I never feel like I need confession. When I do it, I’m inside it, and it is sincere—but I very rarely hunger for it. When I clearly wrong somebody, I can say so. (My relationship with God more often needs repair for my absence.) Forgiveness for most things comes easily. This… is murky. I said something about myself that I shouldn’t have, and created a disturbance that I don’t know what to do with. It wasn’t wrong in the sense of hurtful—I don’t think, anyway—I just was speaking from a shaky emotional place. Trying to be rational, and not fully succeeding. And I don’t know if there is forgiveness for that.

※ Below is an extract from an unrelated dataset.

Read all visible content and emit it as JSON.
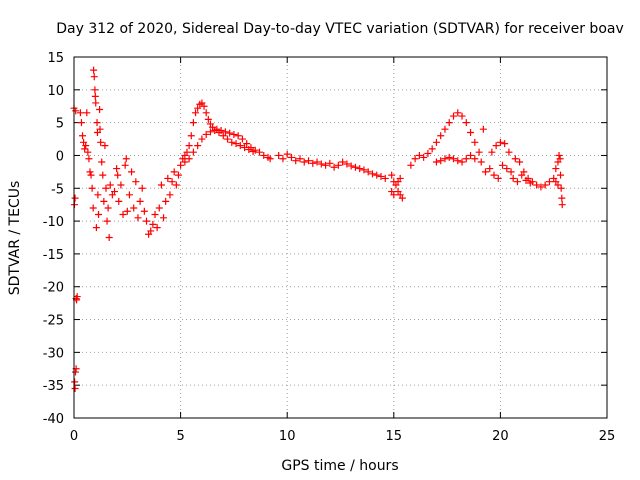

I think this will end up being a small piece of a larger me, to the people involved, in time. I asked if we were okay; the answer I got was, “Yes, always.” But I’m afraid of being branded. And I know that it’s me who is branding myself.

I don’t have a mental health diagnosis, and I’ve had chances to get one. There’s nothing in this but organic me. It’s history reacting with now. I have anger, fear, and panic hitting me harder than they have in a long time. I know very well why. (The reasons are really at the crux of this; and in themselves, they’re life-giving and good.) And I’m trying to figure out how to be responsible about this love-trust-need conflation I have going, and how to grow through and beyond it.

What I know I need now are time, prayer, understanding, patience, and love. And the presence to give those to myself.

Pray with me.

Monday, October 01, 2007

...and a prayer for healing.

Stolen from lj, who showed it to me, because this is gorgeous.

Lord, open unto me

Open unto me -- light for my darkness.
Open unto me -- courage for my fear.
Open unto me -- hope for my despair.
Open unto me -- peace for my turmoil.
Open unto me -- joy for my sorrow.
Open unto me -- strength for my weakness.
Open unto me -- wisdom for my confusion.
Open unto me -- forgiveness for my sins.
Open unto me -- love for my hates.
Open unto me -- thy Self for my self.

Lord, Lord, open unto me!

--Howard Thurman


I found a slightly different version, here. It's about halfway down the page.

Struggling with something I don't know how to blog about

...without spilling more than I want to of my own soul, in public. It's a long, off-and-on battle for me, and I feel further along than I used to be--but I have some more monsters to fight before I'm done.

I know that God is with me in this. I know that people I love are with me in this. I am with my own self, in this. I would like your prayers, please.